Sismabonus: istruzioni per il committente e il professionista

La legge di bilancio, attiva dal 1°marzo 2017, amplia le possibilità di accesso al Sismabonus, elargito in virtù di un’analisi tecnica sul fabbricato prodotta da un professionista qualificato.
L’Italia è uno dei Paesi a maggiore rischio sismico del Mediterraneo, per la sua particolare posizione geografica, nella zona di convergenza tra la zolla africana e quella eurasiatica. La sismicità più elevata si concentra nella parte centro-meridionale della Penisola, lungo la dorsale appenninica (Val di Magra, Mugello, Val Tiberina, Val Nerina, Aquilano, Fucino, Valle del Liri, Beneventano, Irpinia), in Calabria e Sicilia e in alcune aree settentrionali, come il Friuli, parte del Veneto e la Liguria occidentale. Solo la Sardegna non risente particolarmente di eventi sismici (fonte: Dipartimento di Protezione Civile). Sino al 2003 il territorio nazionale era classificato in tre categorie sismiche a diversa severità.

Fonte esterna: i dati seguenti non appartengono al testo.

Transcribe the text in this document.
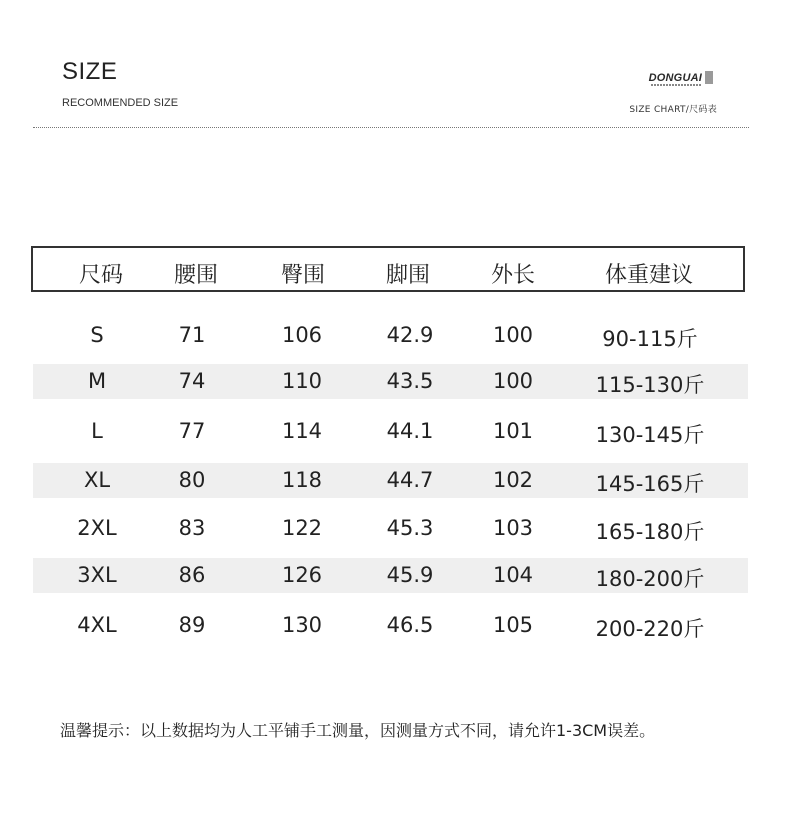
SIZE
RECOMMENDED SIZE
DONGUAI
SIZE CHART/尺码表
尺码 腰围	臀围	脚围	外长	体重建议
S	71	106	42.9	100	90-115斤
M	74	110	43.5	100	115-130斤
L	77	114	44.1	101	130-145斤
XL	80	118	44.7	102	145-165斤
2XL	83	122	45.3	103	165-180斤
3XL	86	126	45.9	104	180-200斤
4XL	89	130	46.5	105	200-220斤
温馨提示：以上数据均为人工平铺手工测量，因测量方式不同，请允许1-3CM误差。
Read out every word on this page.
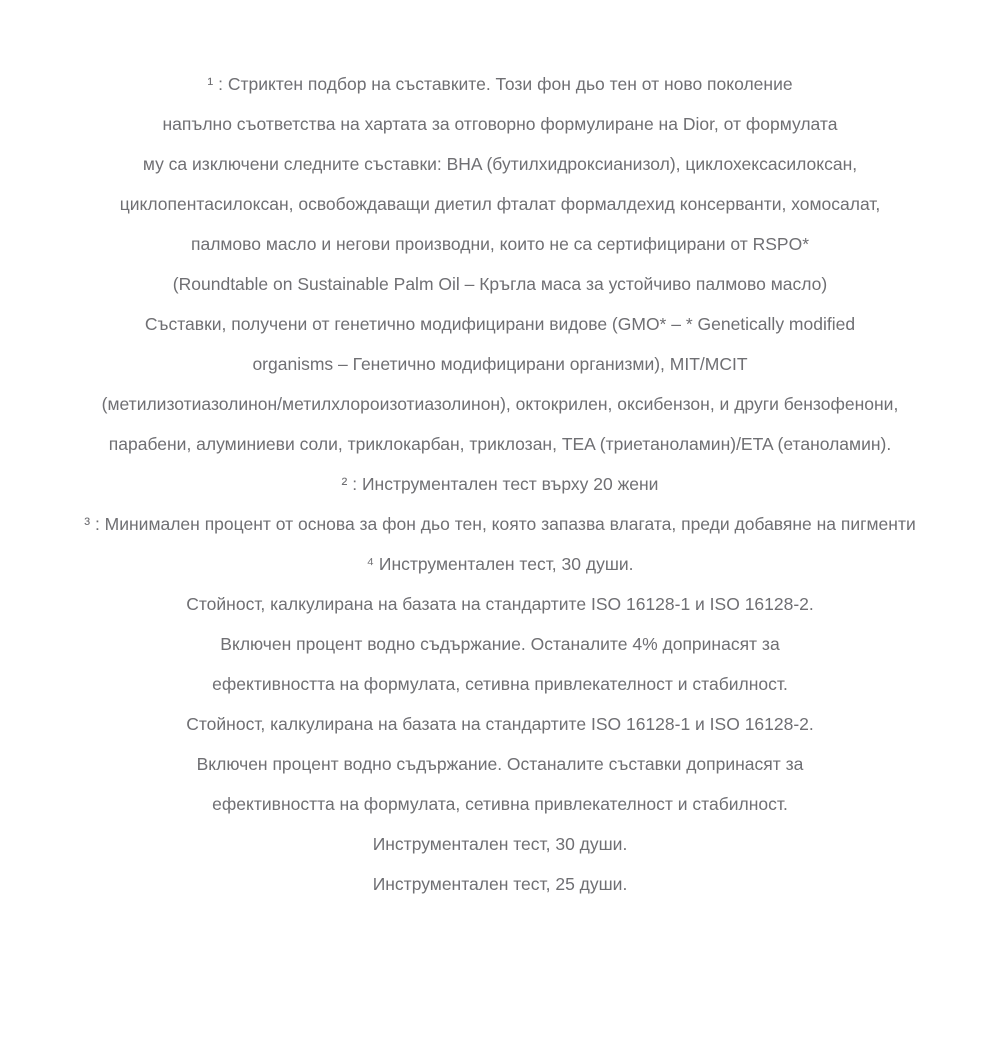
¹ : Стриктен подбор на съставките. Този фон дьо тен от ново поколение
напълно съответства на хартата за отговорно формулиране на Dior, от формулата
му са изключени следните съставки: BHA (бутилхидроксианизол), циклохексасилоксан,
циклопентасилоксан, освобождаващи диетил фталат формалдехид консерванти, хомосалат,
палмово масло и негови производни, които не са сертифицирани от RSPO*
(Roundtable on Sustainable Palm Oil – Кръгла маса за устойчиво палмово масло)
Съставки, получени от генетично модифицирани видове (GMO* – * Genetically modified
organisms – Генетично модифицирани организми), MIT/MCIT
(метилизотиазолинон/метилхлороизотиазолинон), октокрилен, оксибензон, и други бензофенони,
парабени, алуминиеви соли, триклокарбан, триклозан, TEA (триетаноламин)/ETA (етаноламин).
² : Инструментален тест върху 20 жени
³ : Минимален процент от основа за фон дьо тен, която запазва влагата, преди добавяне на пигменти
⁴ Инструментален тест, 30 души.
Стойност, калкулирана на базата на стандартите ISO 16128-1 и ISO 16128-2.
Включен процент водно съдържание. Останалите 4% допринасят за
ефективността на формулата, сетивна привлекателност и стабилност.
Стойност, калкулирана на базата на стандартите ISO 16128-1 и ISO 16128-2.
Включен процент водно съдържание. Останалите съставки допринасят за
ефективността на формулата, сетивна привлекателност и стабилност.
Инструментален тест, 30 души.
Инструментален тест, 25 души.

I Decreti Ministeriali emanati dal Ministero dei Lavori Pubblici tra il 1981 ed il 1984 avevano classificato complessivamente 2.965 comuni italiani su di un totale di 8.102, che corrispondono al 45% della superficie del territorio nazionale, nel quale risiede il 40% della popolazione. Nel 2003 sono stati emanati i criteri di nuova classificazione sismica del territorio nazionale, basati sugli studi e le elaborazioni più recenti relative alla pericolosità sismica del territorio, ossia sull’analisi della probabilità che il territorio venga interessato in un certo intervallo di tempo (generalmente 50 anni) da un evento che superi una determinata soglia di intensità o magnitudo.
Il concetto di rischio racchiude al suo interno variabili, quali pericolosità, esposizione al rischio e vulnerabilità. La pericolosità, legata all’intensità del terremoto, è una grandezza su cui non è possibile intervenire, mentre esposizione e vulnerabilità sono parametri facilmente identificabili.L’esposizione corrisponde ai beni distribuiti sul territorio ed esposti in diversa misura al potenziale evento sismico, quindi le persone, i beni materiali e le strutture sensibili e strategiche. La vulnerabilità, invece, è la propensione di un bene ad essere danneggiato da un determinato evento. Com’è possibile limitare queste due ultime grandezze? Prevenire e mitigare, queste sono le parole chiave: la prevenzione si deve basare sulla consapevolezza di abitare su un territorio sismico ma anche sulle misure da adottare prima, durante e dopo il terremoto. Mitigazione del rischio è l’azione che parte dal committente e vede come parte attrice il professionista che, si adopera, affinché gli interventi che progetta comportino un incremento quantificabile e migliorativo circa la risposta sismica e statica della costruzione indagata.Committente e Professionista collaborano affinché si effettui sul territorio nazionale un’operazione di mitigazione del rischio.La legge di bilancio 2017 ha previsto, oltre alla proroga delle detrazioni fino al 31 dicembre 2021, nuove e più specifiche regole per poterne usufruire, differenziandole a seconda del risultato ottenuto con l’esecuzione dei lavori atti a migliorare le prestazioni antisismiche delle costruzioni.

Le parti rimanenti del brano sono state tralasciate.